In de eerste uitspraak diende de rechter zijn licht te laten schijnen over een beding waarin het de werknemer verboden was om “enigerlei wijze zakelijke contacten aan te gaan of te onderhouden met relaties van de werkgever”. De werknemer trad in dienst bij een partij die zonder meer kwalificeerde als een zakelijk contact van zijn ex-werkgever. Deze ex-werkgever probeert aan het relatiebeding een draai te geven door er ook een non-concurrentiebeding in te lezen. Daar gaat de rechter niet in mee. Het non-concurrentiebeding verbiedt een werknemer om bij een bepaalde partij in dienst te treden; een relatiebeding verbiedt de werknemer om met relaties van de ex-werkgever zaken te doen. Dat is wezenlijk anders. Conclusie was dat het de werknemer vrij stond bij de relatie in dienst te treden.

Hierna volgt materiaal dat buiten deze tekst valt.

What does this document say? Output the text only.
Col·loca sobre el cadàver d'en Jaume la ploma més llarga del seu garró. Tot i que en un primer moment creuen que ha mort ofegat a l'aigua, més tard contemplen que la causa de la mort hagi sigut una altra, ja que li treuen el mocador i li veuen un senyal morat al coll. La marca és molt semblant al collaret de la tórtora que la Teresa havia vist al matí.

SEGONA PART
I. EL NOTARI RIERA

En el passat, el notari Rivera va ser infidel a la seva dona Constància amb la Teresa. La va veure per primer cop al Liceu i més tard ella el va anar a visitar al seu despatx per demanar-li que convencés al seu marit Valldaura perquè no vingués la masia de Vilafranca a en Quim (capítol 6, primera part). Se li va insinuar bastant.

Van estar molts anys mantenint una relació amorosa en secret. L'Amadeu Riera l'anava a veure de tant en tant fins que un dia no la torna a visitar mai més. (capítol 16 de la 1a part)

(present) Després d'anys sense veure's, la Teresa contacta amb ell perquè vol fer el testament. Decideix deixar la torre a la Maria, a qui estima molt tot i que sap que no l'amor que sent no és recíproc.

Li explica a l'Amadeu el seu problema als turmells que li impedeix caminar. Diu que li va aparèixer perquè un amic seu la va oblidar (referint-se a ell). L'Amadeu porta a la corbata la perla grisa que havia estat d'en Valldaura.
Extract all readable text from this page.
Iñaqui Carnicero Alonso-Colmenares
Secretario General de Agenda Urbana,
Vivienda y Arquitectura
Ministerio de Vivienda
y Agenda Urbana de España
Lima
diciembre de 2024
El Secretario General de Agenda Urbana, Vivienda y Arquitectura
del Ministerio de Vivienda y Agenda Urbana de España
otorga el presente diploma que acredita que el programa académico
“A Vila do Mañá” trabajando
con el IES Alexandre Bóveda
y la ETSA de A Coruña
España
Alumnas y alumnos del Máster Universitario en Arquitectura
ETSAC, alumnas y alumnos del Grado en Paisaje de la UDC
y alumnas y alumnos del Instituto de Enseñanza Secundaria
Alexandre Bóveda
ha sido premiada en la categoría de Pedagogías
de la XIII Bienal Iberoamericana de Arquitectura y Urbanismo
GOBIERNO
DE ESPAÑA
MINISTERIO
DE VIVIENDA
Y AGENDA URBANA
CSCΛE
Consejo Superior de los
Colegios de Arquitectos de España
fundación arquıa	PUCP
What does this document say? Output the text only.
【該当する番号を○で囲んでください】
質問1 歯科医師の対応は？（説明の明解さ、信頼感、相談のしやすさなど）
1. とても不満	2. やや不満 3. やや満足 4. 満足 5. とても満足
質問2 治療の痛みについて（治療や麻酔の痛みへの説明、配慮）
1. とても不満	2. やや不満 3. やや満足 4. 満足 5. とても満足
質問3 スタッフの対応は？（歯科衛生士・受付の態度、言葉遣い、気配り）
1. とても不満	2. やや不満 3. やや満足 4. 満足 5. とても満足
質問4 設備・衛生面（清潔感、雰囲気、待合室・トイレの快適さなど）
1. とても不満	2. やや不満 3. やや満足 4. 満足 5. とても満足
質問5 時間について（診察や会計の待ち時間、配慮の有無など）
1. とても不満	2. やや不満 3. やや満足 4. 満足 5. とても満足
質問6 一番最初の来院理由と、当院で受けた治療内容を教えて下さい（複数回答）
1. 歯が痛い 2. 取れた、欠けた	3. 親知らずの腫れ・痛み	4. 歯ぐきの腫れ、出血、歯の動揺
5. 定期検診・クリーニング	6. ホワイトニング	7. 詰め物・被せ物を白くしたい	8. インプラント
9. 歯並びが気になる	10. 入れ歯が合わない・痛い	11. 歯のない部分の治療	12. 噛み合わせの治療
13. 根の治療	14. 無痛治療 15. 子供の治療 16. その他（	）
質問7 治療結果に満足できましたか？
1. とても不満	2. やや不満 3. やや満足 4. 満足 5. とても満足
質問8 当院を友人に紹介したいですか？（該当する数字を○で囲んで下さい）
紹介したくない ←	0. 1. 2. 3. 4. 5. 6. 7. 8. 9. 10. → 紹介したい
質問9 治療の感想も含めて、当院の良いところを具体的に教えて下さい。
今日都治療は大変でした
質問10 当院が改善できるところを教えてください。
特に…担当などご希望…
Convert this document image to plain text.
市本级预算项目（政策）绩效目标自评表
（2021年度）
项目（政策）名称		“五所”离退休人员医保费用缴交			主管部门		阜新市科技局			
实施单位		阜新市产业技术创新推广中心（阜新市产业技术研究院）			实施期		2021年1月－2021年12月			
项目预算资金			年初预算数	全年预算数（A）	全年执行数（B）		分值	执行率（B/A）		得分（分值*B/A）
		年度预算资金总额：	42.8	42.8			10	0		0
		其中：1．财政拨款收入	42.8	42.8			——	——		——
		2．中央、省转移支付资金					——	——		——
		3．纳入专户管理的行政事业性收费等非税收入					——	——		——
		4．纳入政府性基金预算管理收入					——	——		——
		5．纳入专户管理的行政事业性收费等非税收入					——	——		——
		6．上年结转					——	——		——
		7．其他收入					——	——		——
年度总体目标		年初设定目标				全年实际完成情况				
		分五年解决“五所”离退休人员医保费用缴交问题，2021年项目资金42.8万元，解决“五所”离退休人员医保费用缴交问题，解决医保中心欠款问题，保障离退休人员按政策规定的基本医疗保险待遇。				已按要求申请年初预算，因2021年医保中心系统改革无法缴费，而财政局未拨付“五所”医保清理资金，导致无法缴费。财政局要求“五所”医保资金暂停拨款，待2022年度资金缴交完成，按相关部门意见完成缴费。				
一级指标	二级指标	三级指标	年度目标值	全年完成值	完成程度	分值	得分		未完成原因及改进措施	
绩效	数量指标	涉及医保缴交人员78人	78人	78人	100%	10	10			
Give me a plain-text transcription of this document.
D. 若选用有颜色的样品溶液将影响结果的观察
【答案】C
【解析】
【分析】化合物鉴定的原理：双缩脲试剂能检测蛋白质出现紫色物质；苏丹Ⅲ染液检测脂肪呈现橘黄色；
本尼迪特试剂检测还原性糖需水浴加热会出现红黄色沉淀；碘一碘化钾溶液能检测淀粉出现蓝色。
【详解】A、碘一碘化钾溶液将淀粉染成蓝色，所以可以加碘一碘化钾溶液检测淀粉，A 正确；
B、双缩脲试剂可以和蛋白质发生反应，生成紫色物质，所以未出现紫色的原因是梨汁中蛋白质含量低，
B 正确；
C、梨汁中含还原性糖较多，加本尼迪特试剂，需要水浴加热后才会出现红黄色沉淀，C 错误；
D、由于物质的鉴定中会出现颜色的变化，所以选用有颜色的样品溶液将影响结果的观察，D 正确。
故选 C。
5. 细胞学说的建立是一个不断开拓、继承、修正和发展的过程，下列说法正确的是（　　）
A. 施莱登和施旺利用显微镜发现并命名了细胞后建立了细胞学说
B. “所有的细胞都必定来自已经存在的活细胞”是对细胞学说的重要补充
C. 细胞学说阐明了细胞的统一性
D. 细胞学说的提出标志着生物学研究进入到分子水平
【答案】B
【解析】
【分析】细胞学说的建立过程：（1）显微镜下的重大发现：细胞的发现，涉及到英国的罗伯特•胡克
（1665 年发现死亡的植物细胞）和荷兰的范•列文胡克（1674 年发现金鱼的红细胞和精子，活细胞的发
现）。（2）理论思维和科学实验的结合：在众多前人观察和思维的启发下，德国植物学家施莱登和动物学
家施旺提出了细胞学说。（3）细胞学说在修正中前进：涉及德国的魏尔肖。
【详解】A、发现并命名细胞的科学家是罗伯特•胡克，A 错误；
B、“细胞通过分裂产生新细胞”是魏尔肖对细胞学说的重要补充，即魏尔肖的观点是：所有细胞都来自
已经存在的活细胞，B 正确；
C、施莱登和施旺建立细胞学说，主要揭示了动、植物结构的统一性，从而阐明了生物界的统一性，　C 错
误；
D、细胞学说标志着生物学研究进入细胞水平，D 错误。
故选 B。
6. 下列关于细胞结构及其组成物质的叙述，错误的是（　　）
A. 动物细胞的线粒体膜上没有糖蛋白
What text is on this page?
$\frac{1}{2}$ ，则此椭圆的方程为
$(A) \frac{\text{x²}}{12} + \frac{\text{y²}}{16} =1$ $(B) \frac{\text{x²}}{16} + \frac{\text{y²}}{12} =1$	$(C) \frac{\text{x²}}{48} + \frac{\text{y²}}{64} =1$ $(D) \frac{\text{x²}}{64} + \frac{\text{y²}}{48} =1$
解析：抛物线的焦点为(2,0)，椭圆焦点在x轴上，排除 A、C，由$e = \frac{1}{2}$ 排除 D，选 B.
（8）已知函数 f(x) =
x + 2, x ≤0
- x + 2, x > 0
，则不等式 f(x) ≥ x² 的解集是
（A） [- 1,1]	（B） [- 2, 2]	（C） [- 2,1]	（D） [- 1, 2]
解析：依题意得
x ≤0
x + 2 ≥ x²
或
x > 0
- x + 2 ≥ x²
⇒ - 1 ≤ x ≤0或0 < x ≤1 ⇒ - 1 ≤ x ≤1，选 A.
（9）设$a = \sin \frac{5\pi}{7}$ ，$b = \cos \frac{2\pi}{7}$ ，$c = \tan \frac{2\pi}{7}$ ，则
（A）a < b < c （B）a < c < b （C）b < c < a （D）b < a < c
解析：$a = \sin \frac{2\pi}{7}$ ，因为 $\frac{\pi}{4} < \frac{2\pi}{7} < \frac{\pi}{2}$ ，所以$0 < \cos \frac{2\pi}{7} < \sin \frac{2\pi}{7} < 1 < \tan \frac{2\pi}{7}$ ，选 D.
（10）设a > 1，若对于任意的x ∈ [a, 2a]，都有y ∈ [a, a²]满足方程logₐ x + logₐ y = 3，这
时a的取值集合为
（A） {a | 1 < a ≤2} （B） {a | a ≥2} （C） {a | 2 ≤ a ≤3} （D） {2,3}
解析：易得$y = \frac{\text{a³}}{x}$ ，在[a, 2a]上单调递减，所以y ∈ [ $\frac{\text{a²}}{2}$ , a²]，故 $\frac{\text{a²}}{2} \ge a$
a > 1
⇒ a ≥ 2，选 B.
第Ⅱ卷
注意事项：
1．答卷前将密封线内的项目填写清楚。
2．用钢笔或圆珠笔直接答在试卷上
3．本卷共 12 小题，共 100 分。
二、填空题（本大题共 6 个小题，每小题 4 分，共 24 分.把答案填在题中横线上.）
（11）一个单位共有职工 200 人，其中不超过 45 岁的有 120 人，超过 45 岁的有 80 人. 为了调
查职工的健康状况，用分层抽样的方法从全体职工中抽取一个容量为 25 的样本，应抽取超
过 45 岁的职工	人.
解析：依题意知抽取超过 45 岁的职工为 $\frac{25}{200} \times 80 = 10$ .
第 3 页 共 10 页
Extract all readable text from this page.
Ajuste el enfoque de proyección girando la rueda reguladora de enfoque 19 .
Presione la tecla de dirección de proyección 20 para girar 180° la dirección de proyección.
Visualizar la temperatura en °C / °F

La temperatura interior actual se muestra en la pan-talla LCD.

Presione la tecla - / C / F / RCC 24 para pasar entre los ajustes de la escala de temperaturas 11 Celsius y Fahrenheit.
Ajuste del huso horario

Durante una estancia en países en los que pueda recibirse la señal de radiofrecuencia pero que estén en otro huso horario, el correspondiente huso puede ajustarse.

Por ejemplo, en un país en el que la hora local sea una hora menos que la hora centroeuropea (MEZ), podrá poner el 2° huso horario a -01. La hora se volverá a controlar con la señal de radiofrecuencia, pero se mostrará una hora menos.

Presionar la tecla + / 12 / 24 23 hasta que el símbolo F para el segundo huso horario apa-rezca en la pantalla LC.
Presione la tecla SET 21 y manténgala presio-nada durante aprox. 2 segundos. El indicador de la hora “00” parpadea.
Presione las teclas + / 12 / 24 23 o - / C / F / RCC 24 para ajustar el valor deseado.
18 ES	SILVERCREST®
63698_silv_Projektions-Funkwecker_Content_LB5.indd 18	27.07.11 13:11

In de andere uitspraak was het de vraag hoe een beding beoordeeld moet worden dat een werknemer verbiedt om ‘tijdens en na beëindiging van de arbeidsovereenkomst werkzaam te zijn voor relaties”. Het betrof een arbeidsovereenkomst voor bepaalde tijd, waarbij de werkgever de zwaarwegende bedrijfsbelangen niet onderbouwt. De rechter stelt dat de werkgever een objectieve rechtvaardigingsgrond had voor het weigeren van nevenwerkzaamheden (‘tijdens’). Helaas kan de werkgever daar toch geen beroep op doen omdat het beding ‘nietig’ is. De werkgever heeft namelijk niet de zwaarwegende bedrijfsbelangen onderbouwd voor wat betreft het deel dat kwalificeert als relatiebeding (‘na beëindiging’). Dit deel beperkt de werknemer ‘op zekere wijze werkzaam te zijn’ na het einde van zijn dienstverband en dus is de wetgeving over het non-concurrentie-/ en relatiebeding van toepassing. Gevolg? Het hele (!) beding is nietig en de werkgever kan er dus ook geen beroep op doen voor wat betreft het verbod op nevenwerkzaamheden.
De les: stel uw beperkende bedingen zorgvuldig op!